It would certainly appear to be an algo change as googlebot also tried over 30,000 in one day to access 5 pages that were SQL created pages that were missing off the site by mistake simply creating a 404 error which would normally be crawled once and ignored. As soon as I noticed and rectified the error, googlebot carried on with the rest of the site as normal - the worrying thing is that this latest error cannot be rectified easily at all without re-writing the whole cart and googlebot is 'stuck' trying this one URL and is not attempting anything else.
If you can help GoogleGuy, it would be much appreciated
One of the most common causes of 404 problems on Apache server is incorrect syntax in the ErrorDocument directive [httpd.apache.org]. If you point 404's or 500's to a full URL instead of a local path, the server code returned will be a 302-Moved Temporarily, not a 404-Not Found.
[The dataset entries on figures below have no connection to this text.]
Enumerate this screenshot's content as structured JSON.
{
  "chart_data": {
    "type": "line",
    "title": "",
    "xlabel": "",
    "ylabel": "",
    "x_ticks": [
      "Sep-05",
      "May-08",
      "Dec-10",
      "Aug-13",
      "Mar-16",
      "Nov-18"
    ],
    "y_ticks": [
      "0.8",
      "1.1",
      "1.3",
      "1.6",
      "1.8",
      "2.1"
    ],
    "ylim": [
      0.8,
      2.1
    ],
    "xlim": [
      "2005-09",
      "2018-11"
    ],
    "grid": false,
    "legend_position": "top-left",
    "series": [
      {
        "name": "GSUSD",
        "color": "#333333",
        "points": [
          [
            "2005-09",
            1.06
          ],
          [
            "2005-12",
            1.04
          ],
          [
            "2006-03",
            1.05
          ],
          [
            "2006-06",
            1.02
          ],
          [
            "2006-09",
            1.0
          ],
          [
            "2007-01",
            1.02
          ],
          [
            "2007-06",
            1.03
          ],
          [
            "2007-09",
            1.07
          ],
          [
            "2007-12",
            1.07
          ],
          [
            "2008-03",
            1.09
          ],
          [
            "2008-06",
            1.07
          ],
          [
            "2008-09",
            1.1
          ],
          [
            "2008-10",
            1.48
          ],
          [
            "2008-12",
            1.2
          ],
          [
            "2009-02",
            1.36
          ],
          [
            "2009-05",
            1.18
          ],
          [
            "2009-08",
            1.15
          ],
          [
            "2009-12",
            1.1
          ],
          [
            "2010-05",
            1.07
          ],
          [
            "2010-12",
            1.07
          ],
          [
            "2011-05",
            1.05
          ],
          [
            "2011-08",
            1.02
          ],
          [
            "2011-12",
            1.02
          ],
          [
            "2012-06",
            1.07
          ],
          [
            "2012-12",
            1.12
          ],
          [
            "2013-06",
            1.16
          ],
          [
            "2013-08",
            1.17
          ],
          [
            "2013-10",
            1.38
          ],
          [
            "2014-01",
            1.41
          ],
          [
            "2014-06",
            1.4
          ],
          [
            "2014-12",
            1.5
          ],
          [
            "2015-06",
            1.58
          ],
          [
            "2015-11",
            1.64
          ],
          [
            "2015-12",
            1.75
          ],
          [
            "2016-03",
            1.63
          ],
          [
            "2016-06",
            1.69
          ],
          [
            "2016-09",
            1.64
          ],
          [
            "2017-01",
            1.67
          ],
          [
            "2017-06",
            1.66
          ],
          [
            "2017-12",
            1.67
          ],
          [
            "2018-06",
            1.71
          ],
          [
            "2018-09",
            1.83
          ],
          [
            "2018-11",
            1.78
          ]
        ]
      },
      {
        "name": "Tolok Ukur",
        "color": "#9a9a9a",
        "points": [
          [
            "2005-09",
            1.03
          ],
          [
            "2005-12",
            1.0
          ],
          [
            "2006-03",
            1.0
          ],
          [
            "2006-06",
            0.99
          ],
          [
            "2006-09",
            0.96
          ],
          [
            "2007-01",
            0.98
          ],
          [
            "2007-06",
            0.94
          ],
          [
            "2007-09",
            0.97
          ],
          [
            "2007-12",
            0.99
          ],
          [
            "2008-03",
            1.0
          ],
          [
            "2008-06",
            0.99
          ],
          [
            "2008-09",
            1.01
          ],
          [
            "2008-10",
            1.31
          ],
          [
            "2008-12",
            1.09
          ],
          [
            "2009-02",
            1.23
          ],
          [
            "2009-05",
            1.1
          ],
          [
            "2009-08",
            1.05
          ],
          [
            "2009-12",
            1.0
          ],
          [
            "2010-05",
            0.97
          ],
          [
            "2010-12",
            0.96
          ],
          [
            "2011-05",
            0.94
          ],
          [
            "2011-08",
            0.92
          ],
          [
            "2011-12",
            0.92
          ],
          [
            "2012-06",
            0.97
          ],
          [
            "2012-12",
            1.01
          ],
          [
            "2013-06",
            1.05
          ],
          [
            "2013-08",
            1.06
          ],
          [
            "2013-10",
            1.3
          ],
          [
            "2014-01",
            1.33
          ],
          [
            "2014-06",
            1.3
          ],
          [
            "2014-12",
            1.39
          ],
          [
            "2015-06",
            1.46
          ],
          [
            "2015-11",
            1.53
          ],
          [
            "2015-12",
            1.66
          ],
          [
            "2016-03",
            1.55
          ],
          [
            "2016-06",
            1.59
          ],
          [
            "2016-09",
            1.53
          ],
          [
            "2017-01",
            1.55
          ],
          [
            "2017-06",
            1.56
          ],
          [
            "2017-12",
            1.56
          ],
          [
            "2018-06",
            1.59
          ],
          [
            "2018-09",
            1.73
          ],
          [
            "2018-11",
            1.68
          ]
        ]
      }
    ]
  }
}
See the warning (concerning 401's but applicable to all error documents) at the bottom of the cited ErrorDocument documentation.
Jim
HTTP/1.1 302 Found
message! Yes, I redirect to a full link for error pages using .htaccess
ErrorDocument 302 FULL-URL
ErrorDocument 401 FULL-URL
ErrorDocument 404 FULL-URL
ErrorDocument 500 FULL-URL
ErrorDocument 509 FULL-URL
I've never had any trouble with the Googlebot because of it.
Well, I was one for about 25 years, now I'm doin' whatever it takes to pay the bills! :)
See, in the old days, I had to design the hardware, write the boot code (machine code, and usually on paper), toggle it into the front panel in binary, and hit the run switch. The division between "hardware" and "software" was not so sharp.
Jesse,
I think you've been really lucky! Of course, Google probably has a few "extra" routines in their 'bot code to handle simple and common problems with 404s, and that's why you haven't had any trouble. I would recommend fixing it, though - they'll spend less time doing fix-up, and more time spidering.
Jim
It reminds me a lot of the big server crash we had a while back while testing a new e-commerce application before deploying it.
Our Tomcat server caused our Apache server to go into a wild loop... and Catalina ( a log file inside Tomcat ) went totally bezerk and caused our whole server to crash with a big thump. Had to remove that file et manually reboot our server at the data center.... We coudn't remote it anymore...
When we deleted that file, it was over 22 Gigs! Just a log file, imagine...
What A day! I'l never forget that one...
..this is because the server is doing more in-depth analysis about the best way to crawl your site.. ..Googlebot will be much better at crawling your website after that..
It's heuristic? Will all our phones ring at once one day?
Adaptive bot tech, using our own sites to continually learn! Given a few years any type of SEO would be impossible.
Jolly good.